Memories of Wayne E. Downing

   Wayne Downing born 1919, of Thousand Oaks, served as an Army pilot during World War II.
   Downing had enlisted in the Army Air Corps in the summer of 1941 after finishing his third year at the University of Denver.
   He was sent to Fort Logan, Colorado as an aviation cadet and then to the San Antonio Cadet Center in Texas, where he completed his initial cadet training.
   The Pearl Harbor attack came when Downing was on a weekend pass with friends. "It was a Sunday morning and a cadet came up and yelled, "Report to your base," Downing recalled. "We got back, lined up in formation behind the commissary and were told to put our civilian clothes in a box and send them home. They told us we were at war and that we wouldn't need them anymore."
   Soon after, Downing was sent to the Spartan School of Aeronautics in Tulsa, Oklahoma for primary flying school and to Goodfellow Field in Texas, where he completed basic flying school. He completed advanced flying school at Moore Field in Texas.
   By the fall of 1942, Downing was combat ready as a member of the 85th Bomb Group Dive. "We were told we were going to San Diego to get ready to be sent to the war in the Pacific," he said. "We stopped in Louisiana and by the next day, we had been told that there was no longer a need for dive bombers in the Army. Our group no longer existed."
   By February 1943, Downing was on his way to war, and this time it was for real. He was to be a member of the 8th Air Force, 67th Reconnaissance Group, 2911th Bomb Squadron."We flew C-54s over," he said. "We went from Tennessee to Maine to Goose Bay to Greenland, Iceland and then England."
   By October 1943, Lt. Downing had been transferred to the 9th Air Force, 416th Bomb Group, 668 Bomb Squadron.

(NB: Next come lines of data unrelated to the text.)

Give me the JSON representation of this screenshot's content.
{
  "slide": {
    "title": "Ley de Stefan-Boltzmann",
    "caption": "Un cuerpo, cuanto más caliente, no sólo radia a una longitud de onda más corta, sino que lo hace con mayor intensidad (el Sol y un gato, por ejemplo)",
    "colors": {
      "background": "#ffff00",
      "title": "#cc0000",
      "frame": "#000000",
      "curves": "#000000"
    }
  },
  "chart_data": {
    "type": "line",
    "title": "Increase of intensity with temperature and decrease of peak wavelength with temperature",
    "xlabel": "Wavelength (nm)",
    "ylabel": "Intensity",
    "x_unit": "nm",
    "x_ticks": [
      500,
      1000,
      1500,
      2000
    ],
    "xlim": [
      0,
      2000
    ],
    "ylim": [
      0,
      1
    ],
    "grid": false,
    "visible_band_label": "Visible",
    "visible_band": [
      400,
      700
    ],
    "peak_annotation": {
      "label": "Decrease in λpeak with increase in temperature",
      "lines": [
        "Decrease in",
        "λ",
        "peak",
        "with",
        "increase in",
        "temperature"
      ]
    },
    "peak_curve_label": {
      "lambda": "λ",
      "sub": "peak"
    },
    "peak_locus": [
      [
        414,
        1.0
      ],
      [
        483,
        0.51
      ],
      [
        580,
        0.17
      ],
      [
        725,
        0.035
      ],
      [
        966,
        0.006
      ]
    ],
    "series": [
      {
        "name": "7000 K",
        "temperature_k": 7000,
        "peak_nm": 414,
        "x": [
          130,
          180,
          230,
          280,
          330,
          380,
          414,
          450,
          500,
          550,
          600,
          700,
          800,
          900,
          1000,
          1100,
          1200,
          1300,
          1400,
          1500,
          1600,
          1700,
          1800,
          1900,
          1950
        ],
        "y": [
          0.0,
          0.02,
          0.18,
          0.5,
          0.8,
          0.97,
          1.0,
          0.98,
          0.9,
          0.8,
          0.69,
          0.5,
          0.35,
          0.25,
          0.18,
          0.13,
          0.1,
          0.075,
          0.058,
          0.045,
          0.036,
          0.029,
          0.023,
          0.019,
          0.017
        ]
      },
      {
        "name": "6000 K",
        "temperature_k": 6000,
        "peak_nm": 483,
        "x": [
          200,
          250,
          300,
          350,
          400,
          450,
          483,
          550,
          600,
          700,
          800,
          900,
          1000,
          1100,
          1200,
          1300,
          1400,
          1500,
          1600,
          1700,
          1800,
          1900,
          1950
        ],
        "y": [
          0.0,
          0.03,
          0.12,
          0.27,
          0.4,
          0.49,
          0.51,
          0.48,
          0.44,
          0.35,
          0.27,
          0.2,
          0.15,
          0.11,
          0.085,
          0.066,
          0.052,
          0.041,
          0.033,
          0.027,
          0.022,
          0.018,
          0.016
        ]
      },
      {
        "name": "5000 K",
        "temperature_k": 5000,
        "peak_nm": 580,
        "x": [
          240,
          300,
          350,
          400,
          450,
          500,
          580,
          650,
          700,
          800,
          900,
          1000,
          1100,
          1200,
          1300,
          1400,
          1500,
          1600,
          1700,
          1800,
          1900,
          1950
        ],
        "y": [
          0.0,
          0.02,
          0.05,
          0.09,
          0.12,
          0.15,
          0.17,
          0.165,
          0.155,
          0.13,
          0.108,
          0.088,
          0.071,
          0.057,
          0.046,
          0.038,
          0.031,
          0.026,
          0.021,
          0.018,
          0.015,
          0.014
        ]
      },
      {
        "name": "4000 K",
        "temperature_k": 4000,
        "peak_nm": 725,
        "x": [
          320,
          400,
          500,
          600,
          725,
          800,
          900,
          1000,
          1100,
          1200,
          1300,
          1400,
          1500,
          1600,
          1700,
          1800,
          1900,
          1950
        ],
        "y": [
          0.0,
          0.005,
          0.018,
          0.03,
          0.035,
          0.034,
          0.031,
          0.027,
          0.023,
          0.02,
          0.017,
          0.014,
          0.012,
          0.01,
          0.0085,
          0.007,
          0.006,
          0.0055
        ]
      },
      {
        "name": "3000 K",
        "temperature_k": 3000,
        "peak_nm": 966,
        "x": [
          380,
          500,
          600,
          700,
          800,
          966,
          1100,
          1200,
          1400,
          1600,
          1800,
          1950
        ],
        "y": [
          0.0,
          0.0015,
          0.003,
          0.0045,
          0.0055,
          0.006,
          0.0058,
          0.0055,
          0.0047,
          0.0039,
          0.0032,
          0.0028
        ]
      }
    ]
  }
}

   While training in England, Downing heard about a dance hosted by American Army nurses. He went and met Norma, a nurse with the 298th General Hospital who was beginning her Army career in England. The two began dating, but the war was getting closer.
   "We knew eventually we were going to invade," Downing said of the D-Day attacks. "We just didn't know exactly when until the night before."
   Downing and his crew were given orders to paint black and white stripes on their plane to help the Allied forces recognize friendly aircraft and avoid being shot down by their own men.
   On June 6, 1944, Downing flew behind the front lines in France and bombed the German replacement troops making their way to the coast. Each day for a week, he and his crew flew the same mission trying to stop as many Germans as possible and to lessen the amount of ammunition they had available.
   Norma also played a role in the D-Day attacks. Three weeks after the invasion, Norma landed on Utah Beach to recover the wounded and treat them in the makeshift hospital made from tents.
   By October 1944, Downing had flown 65 successful missions and was given the opportunity to go home. "I decided to stay," he said. "I wanted to fly a P-38 and thought I would stay to have my shot at that." But first he had one thing left to take care of. He travelled to Cherbourg, France, where Norma and the rest of the 298th had taken over a German hospital. The two were married soon after he arrived.
   They had two ceremonies. The first was in the mayor's office at 11 a.m. It was a ceremony that fulfilled France's requirements. The second was with an American chaplain in the living room of the chateau where the nurses had their quarters.
   Downing never got the chance to fly a P-38. Instead he was assigned to an A-26 and flew in 21 more missions over France, Germany, and into Czechoslovakia. On March 3, he flew his 86th and final mission.
   When the war in Europe ended in May 1945, both Downing and his new wife were sent home. Norma was discharged soon after. Downing decided to remain in what was soon to become the Air Force.
   After returning to the United States, Downing enrolled in the University of Minnesota, where he completed his degree in engineering. In the summer of 1950, he received orders to report for active duty flying a B-50 Superfortress in the Korean War. From 1954 through 1963, he flew missions from the United States to England and to Guam as part of the Cold War efforts.
   He retired from the Air Force in 1963. He enrolled in the University of Maine that year and completed his Master's degree in Mathematics. He worked as a math teacher for 20 years and retired in 1985.
   On September 9th - 12th, 2009, Mr. Downing attended the 416th Bomb Group reunion in Branson, Missouri. Thank you, Mr. and Mrs. Downing for your unselfish contributions to our country and helping the US Army to return home victorious.